Read the live version any time with nodum schema or GET /schema — the table above is generated from the same registry.

When a new kind is warranted

The rule: a kind earns its place only if it unlocks a typed edge or a typed field. If a distinction merely labels or groups nodes, model it as a role (the Note.role enum) or a tag — not a new kind. This is what keeps the kind set small enough to hold in your head and the signatures meaningful.

Open process, closed format

Every node carries a universal natural-language text in addition to its typed fields. So:

  • Open process — you author prose first; the text is the human- and LLM-readable surface, and it is what full-text search indexes.
  • Closed format — the kinds and signatures are closed enough that a machine can traverse and validate the graph.

You get both: write naturally, and still get a typed, queryable structure.

Enforcement: soft in the service, cheap-hard in the database

Validation is split on purpose:

  • Soft, in the service. validate_node / validate_edge enforce the full typed shape — known kind, non-empty text, required fields present, declared fields matching their type, enum choices, and edge endpoints inside the signature. A violation raises a ValidationError. Undeclared payload keys are allowed, so the format stays forward-compatible.
  • Cheap-hard, in the database. schema.sql enforces only the universal invariants that are free to check: the kind foreign keys, CHECK (data ? 'text') on every node, the endpoint foreign keys with ON DELETE CASCADE, and CHECK (from_uuid <> to_uuid) (no self-edges). The endpoint-kind signatures are not enforced in SQL — that stays in the service.

Retrieval

Two primitives, both over the uniform tables:

  • Search — Postgres full-text (plainto_tsquery('english'), AND of terms) over each node's text, ranked by ts_rank, with an optional kind filter.
  • Expand — a recursive CTE walks directed edges outward from a seed set up to depth hops, optionally restricted to given edge kinds, then loads every node touched. The serialised subgraph is the context payload a client (or an agent) reads back.

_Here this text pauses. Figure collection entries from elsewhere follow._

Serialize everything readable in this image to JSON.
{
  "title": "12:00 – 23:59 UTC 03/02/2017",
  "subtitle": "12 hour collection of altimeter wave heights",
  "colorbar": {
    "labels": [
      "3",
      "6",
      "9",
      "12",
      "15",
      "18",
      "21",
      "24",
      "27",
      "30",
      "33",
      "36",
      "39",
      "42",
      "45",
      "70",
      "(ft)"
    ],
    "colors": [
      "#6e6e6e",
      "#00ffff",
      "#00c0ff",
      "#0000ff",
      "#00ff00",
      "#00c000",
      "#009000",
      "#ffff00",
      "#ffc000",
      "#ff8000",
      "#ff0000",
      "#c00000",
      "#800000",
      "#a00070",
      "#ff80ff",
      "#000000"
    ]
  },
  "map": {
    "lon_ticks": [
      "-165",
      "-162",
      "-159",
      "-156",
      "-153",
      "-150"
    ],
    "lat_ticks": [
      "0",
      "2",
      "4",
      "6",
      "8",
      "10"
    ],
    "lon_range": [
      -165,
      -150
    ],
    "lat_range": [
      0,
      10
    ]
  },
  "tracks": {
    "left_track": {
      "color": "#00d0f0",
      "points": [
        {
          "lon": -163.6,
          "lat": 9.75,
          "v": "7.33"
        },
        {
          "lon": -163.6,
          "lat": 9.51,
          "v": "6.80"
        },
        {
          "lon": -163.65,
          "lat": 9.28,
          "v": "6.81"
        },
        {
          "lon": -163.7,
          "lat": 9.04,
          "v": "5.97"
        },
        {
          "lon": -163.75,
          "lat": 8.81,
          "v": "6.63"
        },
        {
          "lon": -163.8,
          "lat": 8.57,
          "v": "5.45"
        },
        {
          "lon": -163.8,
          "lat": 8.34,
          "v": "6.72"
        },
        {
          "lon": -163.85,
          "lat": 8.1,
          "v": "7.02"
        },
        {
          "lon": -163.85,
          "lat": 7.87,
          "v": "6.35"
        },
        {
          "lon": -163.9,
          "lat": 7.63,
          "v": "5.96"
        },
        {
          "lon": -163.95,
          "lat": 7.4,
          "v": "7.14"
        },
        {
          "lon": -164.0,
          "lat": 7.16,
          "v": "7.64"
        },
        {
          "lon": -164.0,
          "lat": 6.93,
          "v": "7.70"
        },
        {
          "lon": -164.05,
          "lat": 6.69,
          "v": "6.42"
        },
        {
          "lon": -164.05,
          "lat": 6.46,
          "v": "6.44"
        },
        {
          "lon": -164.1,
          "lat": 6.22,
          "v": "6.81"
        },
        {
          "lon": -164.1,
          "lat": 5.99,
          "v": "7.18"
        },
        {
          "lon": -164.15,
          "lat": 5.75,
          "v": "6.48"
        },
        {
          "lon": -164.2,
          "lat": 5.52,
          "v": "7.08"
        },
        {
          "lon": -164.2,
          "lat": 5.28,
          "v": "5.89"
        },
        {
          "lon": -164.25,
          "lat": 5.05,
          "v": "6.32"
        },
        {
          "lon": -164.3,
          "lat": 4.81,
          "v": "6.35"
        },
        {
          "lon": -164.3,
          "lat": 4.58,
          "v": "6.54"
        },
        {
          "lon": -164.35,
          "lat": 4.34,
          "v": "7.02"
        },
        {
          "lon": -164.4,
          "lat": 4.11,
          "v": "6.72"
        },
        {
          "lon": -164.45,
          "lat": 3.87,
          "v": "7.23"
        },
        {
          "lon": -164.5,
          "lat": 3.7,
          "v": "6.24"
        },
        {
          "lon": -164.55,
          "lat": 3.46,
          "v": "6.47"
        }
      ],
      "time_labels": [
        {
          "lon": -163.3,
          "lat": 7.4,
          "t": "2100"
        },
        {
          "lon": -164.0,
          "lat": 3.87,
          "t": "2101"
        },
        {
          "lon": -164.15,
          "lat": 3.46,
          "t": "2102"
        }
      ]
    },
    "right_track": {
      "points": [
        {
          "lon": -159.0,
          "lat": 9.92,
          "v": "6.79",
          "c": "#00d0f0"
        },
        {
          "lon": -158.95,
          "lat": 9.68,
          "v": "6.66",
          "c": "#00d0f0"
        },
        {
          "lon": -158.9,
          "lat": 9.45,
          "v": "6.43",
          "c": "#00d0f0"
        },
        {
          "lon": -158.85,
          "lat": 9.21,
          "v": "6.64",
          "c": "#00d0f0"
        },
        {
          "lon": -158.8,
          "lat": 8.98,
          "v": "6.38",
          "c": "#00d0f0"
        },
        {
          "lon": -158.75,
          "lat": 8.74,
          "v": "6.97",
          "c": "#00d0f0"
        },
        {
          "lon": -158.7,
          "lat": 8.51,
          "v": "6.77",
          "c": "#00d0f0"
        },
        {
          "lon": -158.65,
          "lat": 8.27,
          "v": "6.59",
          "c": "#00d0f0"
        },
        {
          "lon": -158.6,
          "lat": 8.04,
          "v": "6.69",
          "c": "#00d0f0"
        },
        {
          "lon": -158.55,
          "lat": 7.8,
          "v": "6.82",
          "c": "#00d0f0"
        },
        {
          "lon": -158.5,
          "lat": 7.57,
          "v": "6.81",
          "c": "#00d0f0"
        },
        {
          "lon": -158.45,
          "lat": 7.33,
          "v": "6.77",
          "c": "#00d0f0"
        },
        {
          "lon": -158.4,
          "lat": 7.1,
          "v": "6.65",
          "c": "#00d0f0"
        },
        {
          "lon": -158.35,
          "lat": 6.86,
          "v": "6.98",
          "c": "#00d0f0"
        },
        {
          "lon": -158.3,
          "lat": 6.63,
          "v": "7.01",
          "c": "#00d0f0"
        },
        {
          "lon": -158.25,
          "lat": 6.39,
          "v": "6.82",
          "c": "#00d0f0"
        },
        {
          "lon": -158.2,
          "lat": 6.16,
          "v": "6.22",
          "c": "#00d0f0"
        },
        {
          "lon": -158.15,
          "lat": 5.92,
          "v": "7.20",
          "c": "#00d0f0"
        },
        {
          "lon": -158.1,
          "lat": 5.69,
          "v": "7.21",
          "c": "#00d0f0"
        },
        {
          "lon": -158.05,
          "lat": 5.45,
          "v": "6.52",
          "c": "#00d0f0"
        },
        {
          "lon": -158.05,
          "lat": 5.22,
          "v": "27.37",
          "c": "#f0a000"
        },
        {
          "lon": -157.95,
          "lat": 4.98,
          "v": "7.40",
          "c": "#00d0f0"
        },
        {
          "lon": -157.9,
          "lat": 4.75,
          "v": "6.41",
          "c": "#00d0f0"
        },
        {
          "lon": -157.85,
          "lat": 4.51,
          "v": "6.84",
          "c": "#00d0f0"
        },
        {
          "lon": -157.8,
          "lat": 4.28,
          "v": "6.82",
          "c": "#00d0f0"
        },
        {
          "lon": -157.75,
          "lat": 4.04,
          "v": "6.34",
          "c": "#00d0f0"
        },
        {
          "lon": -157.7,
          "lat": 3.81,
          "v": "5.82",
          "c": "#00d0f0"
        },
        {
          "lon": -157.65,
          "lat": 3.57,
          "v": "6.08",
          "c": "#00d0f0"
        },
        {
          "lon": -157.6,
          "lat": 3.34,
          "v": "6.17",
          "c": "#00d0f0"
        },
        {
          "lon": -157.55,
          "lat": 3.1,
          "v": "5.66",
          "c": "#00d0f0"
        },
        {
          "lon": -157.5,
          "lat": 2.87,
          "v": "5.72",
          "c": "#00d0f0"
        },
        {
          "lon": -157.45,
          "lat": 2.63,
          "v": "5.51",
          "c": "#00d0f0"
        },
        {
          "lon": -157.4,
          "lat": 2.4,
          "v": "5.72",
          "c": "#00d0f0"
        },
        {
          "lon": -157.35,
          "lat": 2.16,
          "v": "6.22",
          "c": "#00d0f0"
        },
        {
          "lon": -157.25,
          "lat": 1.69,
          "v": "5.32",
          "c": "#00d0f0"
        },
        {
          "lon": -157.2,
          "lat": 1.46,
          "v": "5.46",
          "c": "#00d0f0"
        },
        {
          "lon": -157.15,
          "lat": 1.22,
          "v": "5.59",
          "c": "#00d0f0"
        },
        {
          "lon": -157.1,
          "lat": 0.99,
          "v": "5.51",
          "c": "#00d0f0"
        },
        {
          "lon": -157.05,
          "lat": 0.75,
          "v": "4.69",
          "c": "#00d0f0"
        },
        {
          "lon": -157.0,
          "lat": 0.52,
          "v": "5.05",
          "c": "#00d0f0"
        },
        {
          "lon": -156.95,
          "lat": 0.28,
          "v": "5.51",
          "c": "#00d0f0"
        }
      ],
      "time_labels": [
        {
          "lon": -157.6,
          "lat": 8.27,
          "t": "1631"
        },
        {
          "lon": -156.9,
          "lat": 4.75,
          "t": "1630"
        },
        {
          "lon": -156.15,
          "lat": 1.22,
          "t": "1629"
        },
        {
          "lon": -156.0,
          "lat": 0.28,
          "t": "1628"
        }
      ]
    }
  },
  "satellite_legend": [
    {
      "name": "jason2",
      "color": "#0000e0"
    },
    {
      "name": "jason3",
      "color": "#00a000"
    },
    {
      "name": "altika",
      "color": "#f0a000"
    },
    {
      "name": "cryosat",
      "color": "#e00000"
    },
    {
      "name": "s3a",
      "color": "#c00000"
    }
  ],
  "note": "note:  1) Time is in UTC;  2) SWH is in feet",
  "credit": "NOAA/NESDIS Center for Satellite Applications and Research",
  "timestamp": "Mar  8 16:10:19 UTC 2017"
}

There are no embeddings — no vector column, no embeddings table. Vector / hybrid retrieval is a deferred design target, not a current feature.

What is deliberately out of scope

nodum keeps to the typed full-text + graph feature set. Deferred (not built): embeddings (pgvector / hybrid retrieval), an LLM "gardener", contradiction reasoning, reranking, multi-user accounts / roles (access is a single shared main password — see Authentication), and runtime-editable kinds.